New AVE Measurement Denounced
Her blog denounces a new service by Media Monitors that will "allow brands to measure their media and PR coverage online and in traditional media and work out its equivalent value in ad dollars."
It will trace page impressions, unique visitors, content style, ad rates, size, language scaling and placement to "provide instantly comparable ad space rates (ASR) across internet monitoring content."
This has sent Paine, one of the U.S. leaders in measurement, into orbit.
"This is just more lipstick on the pig of Ad Value Equivalency," she huffs in her blog.
She wants to "kill this cancer that continues to invade the body of PR research" and is advising judges of Silver Anvils, Gold Quills or any industry awards to "reject outright" such entries.

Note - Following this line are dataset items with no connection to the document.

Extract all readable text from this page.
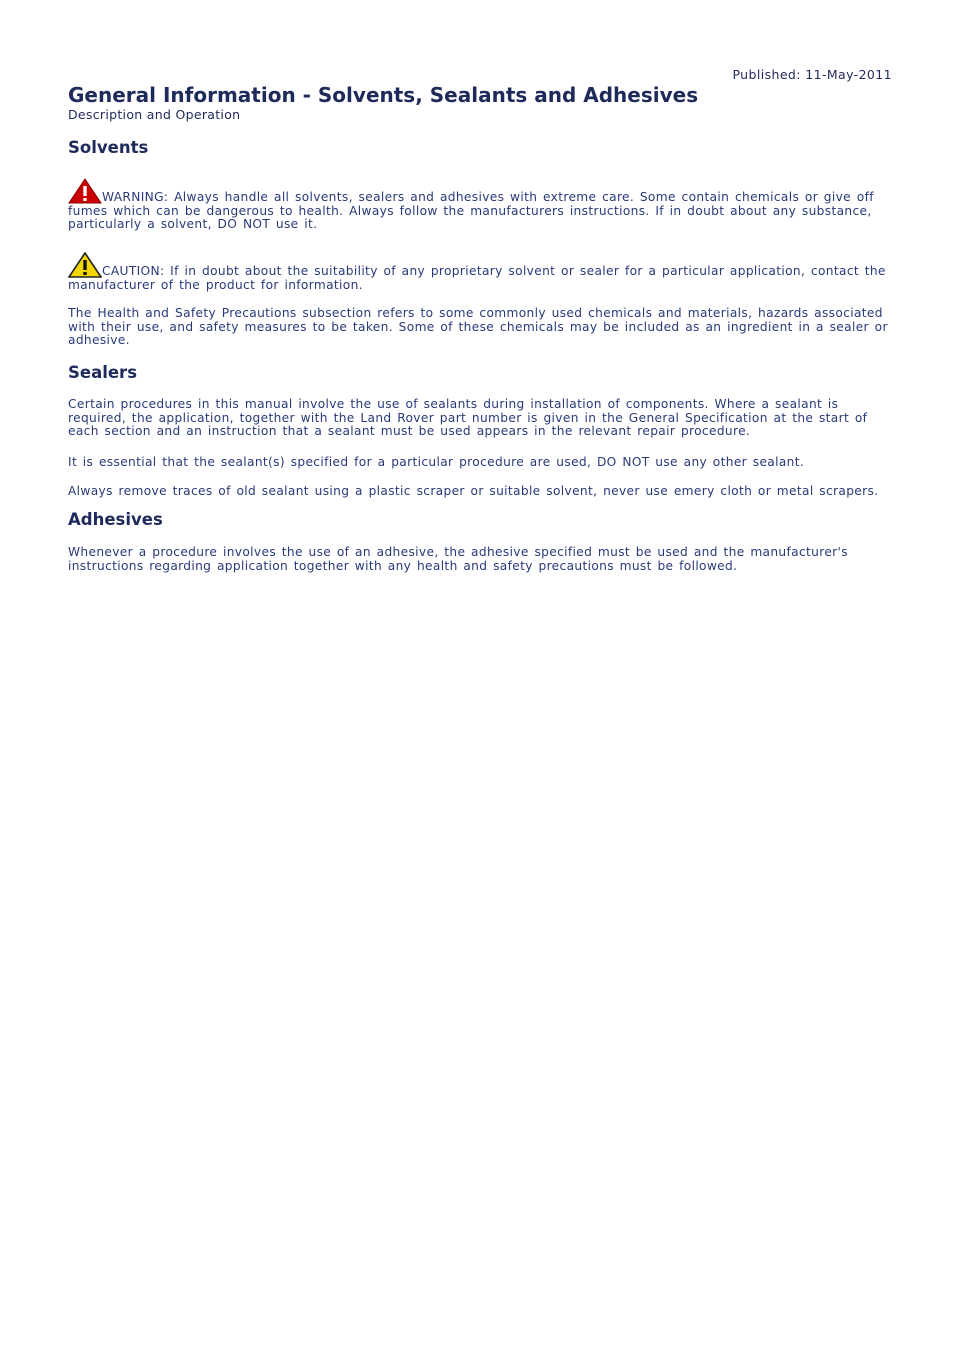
Published: 11-May-2011
General Information - Solvents, Sealants and Adhesives
Description and Operation
Solvents
WARNING: Always handle all solvents, sealers and adhesives with extreme care. Some contain chemicals or give off fumes which can be dangerous to health. Always follow the manufacturers instructions. If in doubt about any substance, particularly a solvent, DO NOT use it.
CAUTION: If in doubt about the suitability of any proprietary solvent or sealer for a particular application, contact the manufacturer of the product for information.
The Health and Safety Precautions subsection refers to some commonly used chemicals and materials, hazards associated with their use, and safety measures to be taken. Some of these chemicals may be included as an ingredient in a sealer or adhesive.
Sealers
Certain procedures in this manual involve the use of sealants during installation of components. Where a sealant is required, the application, together with the Land Rover part number is given in the General Specification at the start of each section and an instruction that a sealant must be used appears in the relevant repair procedure.
It is essential that the sealant(s) specified for a particular procedure are used, DO NOT use any other sealant.
Always remove traces of old sealant using a plastic scraper or suitable solvent, never use emery cloth or metal scrapers.
Adhesives
Whenever a procedure involves the use of an adhesive, the adhesive specified must be used and the manufacturer's instructions regarding application together with any health and safety precautions must be followed.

For those who have signed on to the Barcelona Principles, she advises boycotting "any firm that uses AVE."
Says Paine: "While I apologize to various clipping agencies and PR firms that think this false metric is still 'necessary'—i.e., they're still making money selling some form of it, I will not apologize for calling for action on this topic."
She calls AVEs "bad science, dubious research and false data."
How Creative Are the Measurers?
Our take on this is that in demanding all sorts of "proofs" that PR works the industry is measuring itself to death.
There are proofs that PR (or lobbying) works when a bill is passed or not passed at federal or local levels.
The job of PR and advertising is to bring the attention of target audiences to the product or service. Print and broadcast clips should be virtually the sole measurement.
Whether a product succeeds or not is up to its price, quality and the competition. A lot of ads or PR for a bad product will only speed its demise.
It's difficult enough getting an editor’s attention without the PR person having to prove a placement moved product.
The ad industry traditionally accepted that about half of ads are wasted but it could never determine which half. It did know enough to continue advertising.
A principle of advertising is that the quantity of ads is more important than any message. Get that name, get that product out there in public view.
This is one reason companies pay tens of millions to put their names on stadiums. There’s no slogan or other message, just the name. Signage is a big industry these day but who can connect a product sale to the name on a stadium?
The measurement industry is mostly an uncreative barnacle on the hull of PR. It needs to be put in its place.
Could any of these measurers create a PR campaign?